Следует объяснить, почему я использую здесь слово « «вручила». Без сомнения, верно, что византийская Церковь пожертвовала своей «независимостью» — в юридическом значении этого термина. В административно–институтивном отношении она действительно слилась с Империей, дабы вкупе с ней образовать один государственно–церковный организм, и признала за императором право управлять ею. Говоря языком канонического права, «административная структура Церкви» следовала за имперской, что фактически означало некоторую субстанциальную трансформацию церковных институтов на всех уровнях — локальном, региональном и «вселенском». Проанализировать эту трансформацию здесь нет возможности, но, конечно, дело не ограничилось изменением терминологии (о котором говорит появление в церковно–языковом обиходе таких сугубо гражданских терминов, как «диоцез», «епархия», «экзархат» и т. д.). Блестящее возвышение дотоле безвестного епископа Константинопольского до положения «вселенского» (т. е. «имперского») первоиерарха Второй Вселенский Собор недвусмысленно оправдывал тем, что кафедра его «пребывает во граде царя и синклита». Лишь император мог созывать вселенские соборы; он издавал распоряжения, касавшиеся церковной дисциплины и благосостояния Церкви; он назначал епископов, и формула такого назначения вошла даже в чин епископской хиротонии.

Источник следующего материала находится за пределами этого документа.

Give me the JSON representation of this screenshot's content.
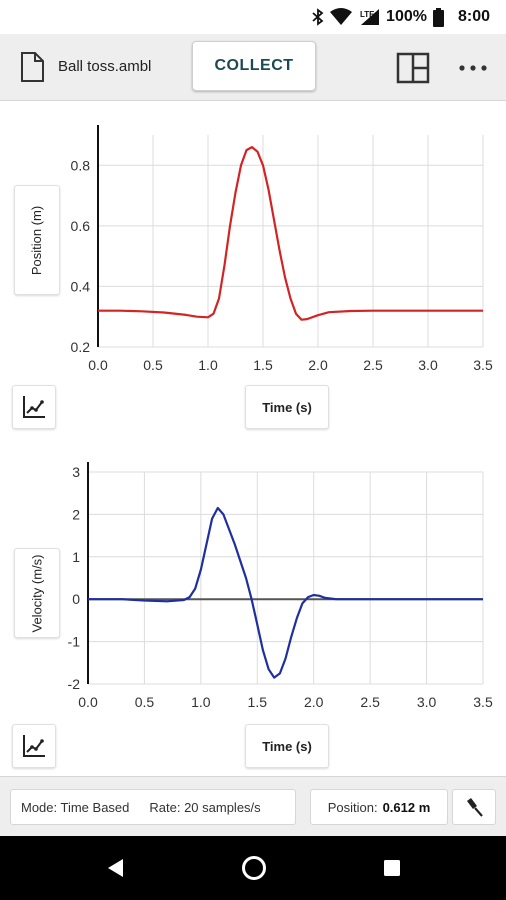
{
  "status_bar": {
    "network_label": "LTE",
    "battery_text": "100%",
    "time": "8:00",
    "icons": [
      "bluetooth-icon",
      "wifi-icon",
      "cell-signal-icon",
      "battery-icon"
    ]
  },
  "app_bar": {
    "file_icon": "file-icon",
    "file_name": "Ball toss.ambl",
    "collect_label": "COLLECT",
    "layout_icon": "layout-icon",
    "more_icon": "more-icon"
  },
  "graphs": [
    {
      "y_axis_label": "Position (m)",
      "x_axis_label": "Time (s)",
      "tool_icon": "graph-tools-icon"
    },
    {
      "y_axis_label": "Velocity (m/s)",
      "x_axis_label": "Time (s)",
      "tool_icon": "graph-tools-icon"
    }
  ],
  "chart_data": [
    {
      "type": "line",
      "xlabel": "Time (s)",
      "ylabel": "Position (m)",
      "xlim": [
        0.0,
        3.5
      ],
      "ylim": [
        0.2,
        0.9
      ],
      "x_ticks": [
        "0.0",
        "0.5",
        "1.0",
        "1.5",
        "2.0",
        "2.5",
        "3.0",
        "3.5"
      ],
      "y_ticks": [
        "0.2",
        "0.4",
        "0.6",
        "0.8"
      ],
      "y_tick_values": [
        0.2,
        0.4,
        0.6,
        0.8
      ],
      "grid": true,
      "color": "#d32424",
      "x": [
        0.0,
        0.2,
        0.4,
        0.6,
        0.8,
        0.9,
        1.0,
        1.05,
        1.1,
        1.15,
        1.2,
        1.25,
        1.3,
        1.35,
        1.4,
        1.45,
        1.5,
        1.55,
        1.6,
        1.65,
        1.7,
        1.75,
        1.8,
        1.85,
        1.9,
        2.0,
        2.1,
        2.3,
        2.5,
        3.0,
        3.5
      ],
      "values": [
        0.32,
        0.32,
        0.318,
        0.314,
        0.306,
        0.3,
        0.298,
        0.31,
        0.36,
        0.47,
        0.6,
        0.71,
        0.8,
        0.85,
        0.86,
        0.845,
        0.8,
        0.72,
        0.62,
        0.52,
        0.43,
        0.36,
        0.31,
        0.29,
        0.292,
        0.305,
        0.315,
        0.319,
        0.32,
        0.32,
        0.32
      ]
    },
    {
      "type": "line",
      "xlabel": "Time (s)",
      "ylabel": "Velocity (m/s)",
      "xlim": [
        0.0,
        3.5
      ],
      "ylim": [
        -2,
        3
      ],
      "x_ticks": [
        "0.0",
        "0.5",
        "1.0",
        "1.5",
        "2.0",
        "2.5",
        "3.0",
        "3.5"
      ],
      "y_ticks": [
        "-2",
        "-1",
        "0",
        "1",
        "2",
        "3"
      ],
      "y_tick_values": [
        -2,
        -1,
        0,
        1,
        2,
        3
      ],
      "grid": true,
      "color": "#1f2fa0",
      "x": [
        0.0,
        0.3,
        0.5,
        0.7,
        0.85,
        0.9,
        0.95,
        1.0,
        1.05,
        1.1,
        1.15,
        1.2,
        1.3,
        1.4,
        1.45,
        1.5,
        1.55,
        1.6,
        1.65,
        1.7,
        1.75,
        1.8,
        1.85,
        1.9,
        1.95,
        2.0,
        2.05,
        2.1,
        2.2,
        2.5,
        3.0,
        3.5
      ],
      "values": [
        0.0,
        0.0,
        -0.03,
        -0.05,
        -0.02,
        0.05,
        0.25,
        0.7,
        1.3,
        1.9,
        2.15,
        2.0,
        1.3,
        0.5,
        0.0,
        -0.6,
        -1.2,
        -1.65,
        -1.85,
        -1.75,
        -1.4,
        -0.9,
        -0.45,
        -0.1,
        0.05,
        0.1,
        0.08,
        0.03,
        0.0,
        0.0,
        0.0,
        0.0
      ]
    }
  ],
  "bottom_bar": {
    "mode_text": "Mode: Time Based",
    "rate_text": "Rate: 20 samples/s",
    "position_label": "Position:",
    "position_value": "0.612 m",
    "probe_icon": "probe-icon"
  },
  "nav_bar": {
    "icons": [
      "back-icon",
      "home-icon",
      "recents-icon"
    ]
  }
}
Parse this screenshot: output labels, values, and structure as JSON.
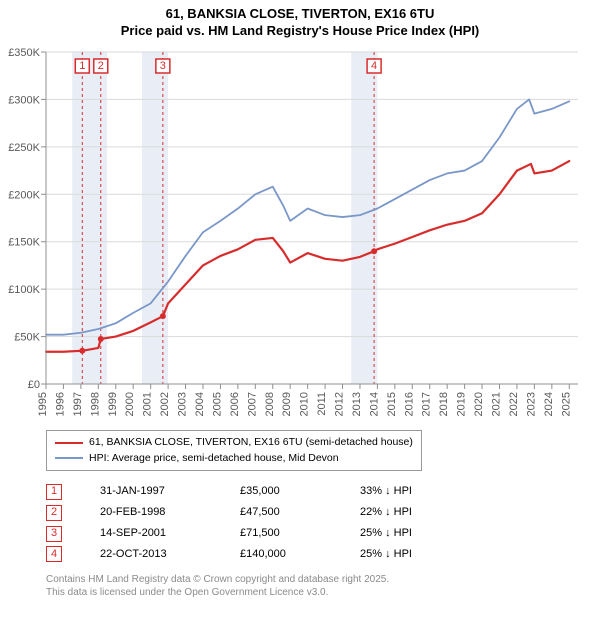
{
  "title": {
    "line1": "61, BANKSIA CLOSE, TIVERTON, EX16 6TU",
    "line2": "Price paid vs. HM Land Registry's House Price Index (HPI)"
  },
  "chart": {
    "type": "line",
    "background_color": "#ffffff",
    "plot_bg": "#ffffff",
    "grid_color": "#d9dadb",
    "shaded_band_color": "#e9eef6",
    "axis_color": "#8f9092",
    "tick_color": "#8f9092",
    "label_color": "#58595b",
    "xlim": [
      1995,
      2025.5
    ],
    "ylim": [
      0,
      350000
    ],
    "ytick_step": 50000,
    "ytick_labels": [
      "£0",
      "£50K",
      "£100K",
      "£150K",
      "£200K",
      "£250K",
      "£300K",
      "£350K"
    ],
    "xticks": [
      1995,
      1996,
      1997,
      1998,
      1999,
      2000,
      2001,
      2002,
      2003,
      2004,
      2005,
      2006,
      2007,
      2008,
      2009,
      2010,
      2011,
      2012,
      2013,
      2014,
      2015,
      2016,
      2017,
      2018,
      2019,
      2020,
      2021,
      2022,
      2023,
      2024,
      2025
    ],
    "shaded_bands": [
      [
        1996.5,
        1998.5
      ],
      [
        2000.5,
        2002.0
      ],
      [
        2012.5,
        2014.0
      ]
    ],
    "sale_markers": [
      {
        "n": "1",
        "x": 1997.08,
        "color": "#d82c2c"
      },
      {
        "n": "2",
        "x": 1998.14,
        "color": "#d82c2c"
      },
      {
        "n": "3",
        "x": 2001.7,
        "color": "#d82c2c"
      },
      {
        "n": "4",
        "x": 2013.81,
        "color": "#d82c2c"
      }
    ],
    "series": [
      {
        "name": "price_paid",
        "color": "#d82c2c",
        "width": 2.2,
        "points": [
          [
            1995,
            34000
          ],
          [
            1996,
            34000
          ],
          [
            1997,
            35000
          ],
          [
            1997.08,
            35000
          ],
          [
            1998,
            38000
          ],
          [
            1998.14,
            47500
          ],
          [
            1999,
            50000
          ],
          [
            2000,
            56000
          ],
          [
            2001,
            65000
          ],
          [
            2001.7,
            71500
          ],
          [
            2002,
            85000
          ],
          [
            2003,
            105000
          ],
          [
            2004,
            125000
          ],
          [
            2005,
            135000
          ],
          [
            2006,
            142000
          ],
          [
            2007,
            152000
          ],
          [
            2008,
            154000
          ],
          [
            2008.6,
            140000
          ],
          [
            2009,
            128000
          ],
          [
            2010,
            138000
          ],
          [
            2011,
            132000
          ],
          [
            2012,
            130000
          ],
          [
            2013,
            134000
          ],
          [
            2013.81,
            140000
          ],
          [
            2014,
            142000
          ],
          [
            2015,
            148000
          ],
          [
            2016,
            155000
          ],
          [
            2017,
            162000
          ],
          [
            2018,
            168000
          ],
          [
            2019,
            172000
          ],
          [
            2020,
            180000
          ],
          [
            2021,
            200000
          ],
          [
            2022,
            225000
          ],
          [
            2022.8,
            232000
          ],
          [
            2023,
            222000
          ],
          [
            2024,
            225000
          ],
          [
            2025,
            235000
          ]
        ],
        "dots": [
          [
            1997.08,
            35000
          ],
          [
            1998.14,
            47500
          ],
          [
            2001.7,
            71500
          ],
          [
            2013.81,
            140000
          ]
        ]
      },
      {
        "name": "hpi",
        "color": "#7a97c9",
        "width": 1.8,
        "points": [
          [
            1995,
            52000
          ],
          [
            1996,
            52000
          ],
          [
            1997,
            54000
          ],
          [
            1998,
            58000
          ],
          [
            1999,
            64000
          ],
          [
            2000,
            75000
          ],
          [
            2001,
            85000
          ],
          [
            2002,
            108000
          ],
          [
            2003,
            135000
          ],
          [
            2004,
            160000
          ],
          [
            2005,
            172000
          ],
          [
            2006,
            185000
          ],
          [
            2007,
            200000
          ],
          [
            2008,
            208000
          ],
          [
            2008.6,
            188000
          ],
          [
            2009,
            172000
          ],
          [
            2010,
            185000
          ],
          [
            2011,
            178000
          ],
          [
            2012,
            176000
          ],
          [
            2013,
            178000
          ],
          [
            2014,
            185000
          ],
          [
            2015,
            195000
          ],
          [
            2016,
            205000
          ],
          [
            2017,
            215000
          ],
          [
            2018,
            222000
          ],
          [
            2019,
            225000
          ],
          [
            2020,
            235000
          ],
          [
            2021,
            260000
          ],
          [
            2022,
            290000
          ],
          [
            2022.7,
            300000
          ],
          [
            2023,
            285000
          ],
          [
            2024,
            290000
          ],
          [
            2025,
            298000
          ]
        ]
      }
    ]
  },
  "legend": {
    "items": [
      {
        "color": "#d82c2c",
        "width": 2.5,
        "label": "61, BANKSIA CLOSE, TIVERTON, EX16 6TU (semi-detached house)"
      },
      {
        "color": "#7a97c9",
        "width": 2,
        "label": "HPI: Average price, semi-detached house, Mid Devon"
      }
    ]
  },
  "sales": [
    {
      "n": "1",
      "date": "31-JAN-1997",
      "price": "£35,000",
      "diff": "33% ↓ HPI",
      "color": "#d82c2c"
    },
    {
      "n": "2",
      "date": "20-FEB-1998",
      "price": "£47,500",
      "diff": "22% ↓ HPI",
      "color": "#d82c2c"
    },
    {
      "n": "3",
      "date": "14-SEP-2001",
      "price": "£71,500",
      "diff": "25% ↓ HPI",
      "color": "#d82c2c"
    },
    {
      "n": "4",
      "date": "22-OCT-2013",
      "price": "£140,000",
      "diff": "25% ↓ HPI",
      "color": "#d82c2c"
    }
  ],
  "attribution": {
    "line1": "Contains HM Land Registry data © Crown copyright and database right 2025.",
    "line2": "This data is licensed under the Open Government Licence v3.0."
  }
}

Примеры такой «капитуляции» Церкви можно умножать сколько угодно, и все они окажутся в глазах западных историков надежным доказательством византийского «цезарепапизма», т. е. полного порабощения Церкви государством и утраты ею своей «независимости». На самом деле здесь ясно видна зависимость их самих от юридической концепции церковно–государственных отношений, не позволяющей верно оценить смысл византийского варианта этих отношений, увидеть его в собственном свете, т. е. в согласии с собственными предпосылками. Они не сознают, что для византийской Церкви — именно вследствие ее эсхатологического миропонимания, позволявшего ей принять обращение Константина, проблема отношений с Империей лежала совсем в иной плоскости, в которой она, Церковь, — можно утверждать это со всей объективностью — не только сохраняла то, в чем сама видела свою независимость, но (обратимся еще раз к западной терминологии) фактически «доминировала» над Империей.